Specific Embodiments of Vasodilators
The vasodilator according to the present embodiment can be prepared, for example, as a food composition (beverage and food), a quasi-drug, or a pharmaceutical. Examples of beverages include water, soft drinks, fruit juice drinks, carbonated drinks, milk drinks, alcoholic drinks, sports drinks, and nutritional drinks. Examples of foods include bread, noodles, rice, tofu, dairy products, soy sauce, miso, and confectionery. Examples of food compositions include health foods, functional foods, special purpose foods, nutritional supplements, supplements, and foods for specified health uses.

The vasodilator according to this embodiment is preferably a food composition (vasodilator food composition) because it can be easily taken on a daily basis. The vasodilator food composition according to this embodiment may take the form described above, and is preferably a beverage (vasodilator beverage) because it can be easily taken on a daily basis.

(Method of manufacturing vasodilators)
The vasodilator according to the present embodiment can be obtained by, for example, blending the above-mentioned active ingredients according to the specific embodiment, and can preferably be obtained by preparing the vasodilator so as to contain an effective amount of the above-mentioned active ingredients. In this case, as the active ingredients, citric acid or a salt thereof, citric acid or a salt thereof itself may be used, or a composition containing citric acid or a salt thereof (e.g., fruit juice such as lemon juice, grapefruit juice, orange juice, mandarin juice, and plum juice) may be used.

(Action and Effect)
The vasodilator according to the present embodiment contains at least one active ingredient selected from the group consisting of citric acid and its salts, and thus can dilate blood vessels by administering (ingesting) the vasodilator. As a result of dilating blood vessels, blood circulation improves, and poor circulation, stiff shoulders, headaches, hypertension, angina, constipation, and the like can be improved or prevented.

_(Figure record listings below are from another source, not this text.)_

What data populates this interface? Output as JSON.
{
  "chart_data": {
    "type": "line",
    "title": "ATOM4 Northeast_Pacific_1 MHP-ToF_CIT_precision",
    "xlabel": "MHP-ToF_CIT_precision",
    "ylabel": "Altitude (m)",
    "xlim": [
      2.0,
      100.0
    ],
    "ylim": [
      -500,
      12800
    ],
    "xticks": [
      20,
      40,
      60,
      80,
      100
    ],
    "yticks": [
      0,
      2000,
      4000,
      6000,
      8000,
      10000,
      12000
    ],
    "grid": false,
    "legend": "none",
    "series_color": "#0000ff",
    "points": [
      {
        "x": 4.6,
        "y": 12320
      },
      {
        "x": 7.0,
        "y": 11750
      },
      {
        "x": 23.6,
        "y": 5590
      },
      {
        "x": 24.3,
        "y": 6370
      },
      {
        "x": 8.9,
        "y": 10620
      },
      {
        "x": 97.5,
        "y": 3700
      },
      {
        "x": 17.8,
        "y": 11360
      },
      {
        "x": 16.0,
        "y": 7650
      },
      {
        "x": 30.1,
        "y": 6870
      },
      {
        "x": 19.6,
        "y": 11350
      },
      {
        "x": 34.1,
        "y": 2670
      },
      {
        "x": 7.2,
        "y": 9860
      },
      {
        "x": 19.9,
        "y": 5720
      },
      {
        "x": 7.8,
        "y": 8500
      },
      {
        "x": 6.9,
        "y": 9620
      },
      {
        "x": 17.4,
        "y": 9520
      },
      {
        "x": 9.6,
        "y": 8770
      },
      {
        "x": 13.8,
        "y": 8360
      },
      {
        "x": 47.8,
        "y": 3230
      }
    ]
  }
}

The present invention will be described in more detail below with reference to examples. However, the present invention is not limited to the following examples.

<Test Example 1: Vasodilatory Effect Test>
A vasodilator test was performed using the Magnus method. Specifically, the vasodilator test was performed according to the following method. The thoracic aorta was excised from male spontaneously hypertensive rats (SHR, Charles River Japan, Inc.) aged 14 to 16 weeks, and the connective tissue attached to the blood vessel was removed to prepare a ring specimen with a width of about 2 to 3 mm. The ring specimen was attached to a tension _measurement hook in the organ bath of an isometric tension tester (Easy _Magnus Experimental Apparatus, manufactured by Iwashiya Kishimoto Medical Industry Co., Ltd.) filled with Krebs solution (composition: 118 mM NaCl, 4.7 mM _KCl , 1.2 mM _KH2PO4 , 1.2 mM _MgSO4 , 25 mM NaHCO3, _2.5 mM CaCl2, and 11.1 mM Glucose) at 37 _° C and aerated with mixed gas (95% O2, 5% CO2). A resting tension of 1.5 g was applied to the ring specimen, and the Krebs solution was replaced at 15-minute intervals to stabilize for 60 minutes, and the contraction response was confirmed using phenylephrine (0.3 μM). Then, acetylcholine (0.1 mM) was added to confirm that the vascular endothelium was normally preserved. The ring specimen was washed three times with Krebs solution, the tension was returned to the resting tension, and replaced with Krebs solution, and phenylephrine (0.3 μM) was added to contract the blood vessel. When the tension was stabilized, citric acid solution (Example 1) or lemon juice (Example 2) was added cumulatively so that the citric acid concentration in the organ bath became 0.1 mM (19.2 mg/L), 0.3 mM (57.6 mg/L), 0.5 mM (96 mg/L), 1.0 mM (192 mg/L), 3.0 mM (576 mg/L), and 5.0 mM (960 mg/L). The vasodilatory effect of adding citric acid solution or lemon juice was evaluated by the dilation rate (%) of the ring specimen. The dilation rate (%) is the ratio (percentage) of the increase or decrease in vascular tension when a citric acid solution or lemon juice is added to the vascular tension when contracted from resting tension by phenylephrine. The results are shown in Figure 1 and Table 1.

As shown in Figure 1 and Table 1, a strong vasodilatory effect was observed at a citric acid concentration of 3.0 mM (576 mg/L) or higher. In the comparative example of Patent Document 1, only samples with a citric acid concentration of 100 μg/mL or less were used, so the vasodilatory effect of citric acid could not be confirmed. On the other hand, the results of Figure 1 and Table 1 show for the first time that citric acid alone exerts a vasodilatory effect in a vasodilatory effect test using the Magnus method.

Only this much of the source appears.